Thursday, March 27, 2014

World Traveler

My mom was determined that her children would see as much of the world they could possibly see.  As an Army wife, she and my father had the ability to make that happen.  But for the first few years, we just moved to places in the United States.  We stayed with my mom's parents while my dad got to go to Korea and Viet Nam, then moved between Kentucky and Texas. 

Finally, however, my dad got orders.  Orders are a bunch of pieces of paper all saying the same thing:  where a soldier's next home will be.  This time my dad brought home orders for GERMANY.  We were all kind of excited and scared to be traveling so far from what we knew. 

Once we were in Germany, my mom immediately started planning our first family vacation to an actual country. She chose the Netherlands.  We drove our Volkswagon Beetle to Amsterdam and stayed in a hotel.  Our car was broken into, but we saw Anne Frank's house, visited a brewery and saw lots and lots and lots of tulips.

After that, every chance we had, we were on the road.  My mom insisted that we travel to places we'd never been.  My dad was only a Captain, so we had to be frugal.  We camped out in a tent and ate canned food that we cooked on a propane stove.  We walked a lot of places.

My family visited Austria, where we hung around Mozart's house and visited a salt mine.  I spent hours pretending I was an archeologist in Italy, and was mad when my mom wouldn't let us walk up into the Leaning Tower of Pisa.  We camped next to Lake Geneva in Switzerland, and ate tons of chocolate.  We camped on a beach in Spain. We drove into Monaco to see if we could see Grace Kelly.  I got a heat rash in Norway because I was wearing so many pairs of long underwear.  We stood at the Acropolis in Greece and marveled that anything still stood at all after all these years.

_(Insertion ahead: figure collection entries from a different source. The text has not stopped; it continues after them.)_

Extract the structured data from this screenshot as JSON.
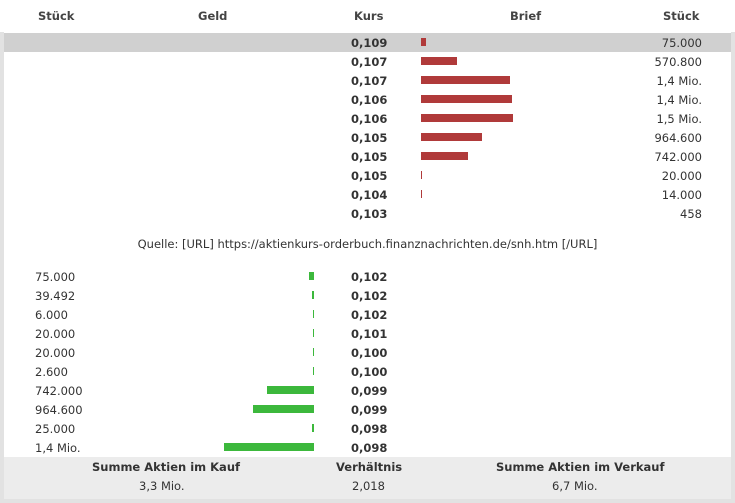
{
  "header": {
    "col_stueck_left": "Stück",
    "col_geld": "Geld",
    "col_kurs": "Kurs",
    "col_brief": "Brief",
    "col_stueck_right": "Stück"
  },
  "asks": [
    {
      "kurs": "0,109",
      "stueck": "75.000",
      "fill": 0.05
    },
    {
      "kurs": "0,107",
      "stueck": "570.800",
      "fill": 0.39
    },
    {
      "kurs": "0,107",
      "stueck": "1,4 Mio.",
      "fill": 0.97
    },
    {
      "kurs": "0,106",
      "stueck": "1,4 Mio.",
      "fill": 0.99
    },
    {
      "kurs": "0,106",
      "stueck": "1,5 Mio.",
      "fill": 1.0
    },
    {
      "kurs": "0,105",
      "stueck": "964.600",
      "fill": 0.66
    },
    {
      "kurs": "0,105",
      "stueck": "742.000",
      "fill": 0.51
    },
    {
      "kurs": "0,105",
      "stueck": "20.000",
      "fill": 0.01
    },
    {
      "kurs": "0,104",
      "stueck": "14.000",
      "fill": 0.01
    },
    {
      "kurs": "0,103",
      "stueck": "458",
      "fill": 0.0
    }
  ],
  "source": "Quelle: [URL] https://aktienkurs-orderbuch.finanznachrichten.de/snh.htm [/URL]",
  "bids": [
    {
      "stueck": "75.000",
      "kurs": "0,102",
      "fill": 0.05
    },
    {
      "stueck": "39.492",
      "kurs": "0,102",
      "fill": 0.02
    },
    {
      "stueck": "6.000",
      "kurs": "0,102",
      "fill": 0.01
    },
    {
      "stueck": "20.000",
      "kurs": "0,101",
      "fill": 0.01
    },
    {
      "stueck": "20.000",
      "kurs": "0,100",
      "fill": 0.01
    },
    {
      "stueck": "2.600",
      "kurs": "0,100",
      "fill": 0.005
    },
    {
      "stueck": "742.000",
      "kurs": "0,099",
      "fill": 0.52
    },
    {
      "stueck": "964.600",
      "kurs": "0,099",
      "fill": 0.68
    },
    {
      "stueck": "25.000",
      "kurs": "0,098",
      "fill": 0.02
    },
    {
      "stueck": "1,4 Mio.",
      "kurs": "0,098",
      "fill": 1.0
    }
  ],
  "footer": {
    "kauf_label": "Summe Aktien im Kauf",
    "kauf_value": "3,3 Mio.",
    "ratio_label": "Verhältnis",
    "ratio_value": "2,018",
    "verkauf_label": "Summe Aktien im Verkauf",
    "verkauf_value": "6,7 Mio."
  },
  "colors": {
    "ask_bar": "#b03a3a",
    "bid_bar": "#3cb83c",
    "highlight": "#d0d0d0"
  }
}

All told, we visited most of Europe.  I gained my love of history walking through the old castles and ancient battlements and cobblestone streets.  I ended up with a love of old folk stories, no matter what the country.  And, I learned that the world isn't just what is happening right in front of me.  There are lots of different cultures and people out there, and they all make the world go round.  My horizons were broadened, my education enriched, my life improved.  All thanks to my mom.

Mama’s Losin’ It

3.) What countries have you traveled to?


  1. What a blessing to have seen all those sights! Your mom was so right to insist on all those adventures. You have memories that can never be replaced.

  2. Sounds like a great childhood!

  3. Wise woman, your mama. Those trips sound fantastic.

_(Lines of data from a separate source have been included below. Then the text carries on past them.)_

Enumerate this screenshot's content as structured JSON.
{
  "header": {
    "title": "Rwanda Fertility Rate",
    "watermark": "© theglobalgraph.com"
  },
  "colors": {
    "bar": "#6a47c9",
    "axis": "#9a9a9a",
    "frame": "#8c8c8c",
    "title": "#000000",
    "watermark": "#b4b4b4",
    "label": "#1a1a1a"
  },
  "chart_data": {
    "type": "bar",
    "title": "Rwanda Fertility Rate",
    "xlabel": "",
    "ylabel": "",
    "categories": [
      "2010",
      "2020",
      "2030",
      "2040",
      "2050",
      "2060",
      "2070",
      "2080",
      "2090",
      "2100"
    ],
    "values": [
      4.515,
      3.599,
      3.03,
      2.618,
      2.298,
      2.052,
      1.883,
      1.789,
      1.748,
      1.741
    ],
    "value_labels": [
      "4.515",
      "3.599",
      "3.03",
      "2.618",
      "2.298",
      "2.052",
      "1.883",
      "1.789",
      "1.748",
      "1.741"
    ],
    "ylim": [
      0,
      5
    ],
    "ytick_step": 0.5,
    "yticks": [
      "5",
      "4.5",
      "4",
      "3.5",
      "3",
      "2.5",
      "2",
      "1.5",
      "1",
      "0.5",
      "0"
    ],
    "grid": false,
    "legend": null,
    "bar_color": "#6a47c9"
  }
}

  4. What rich memories! Your mother's insistence to travel while in Europe was a very wise thing! Great post!

    My hubby is stationed in Germany right now and we have been taking advantage of seeing as many countries as we can. I am with you. Travelling broadens your horizons and gives you experience that you could never get otherwise. There's just something magical about being "there". Visiting other countries and cultures has changed me for the better, too.

  5. Well done to your mom, I was born in Belfast, moved south of the border, lived in New York, Back to Ireland, visited Paris, London, NY, and Salem Mass.

  6. What great memories and what great opportunities you had. Stopping by from mama kats kelley at the road goes ever ever on

  7. I love travel. Your mom was a great mom to have, ever learning. Folk tales touched my heart. I have always read and collected them. Quite a few were kept by student. I never kept a record system. One book was a Christmas gift a child took, I bought it back in a yardsale by his parents and it did not last two weeks before it was permanently borrowed again. Good thing I had no real interest in a 400 page tome of optical illusions.

  8. Oh my gosh, what a childhood! I always feel bad for kids who have to move around a lot, but you make it sound like maybe it's not so bad after all!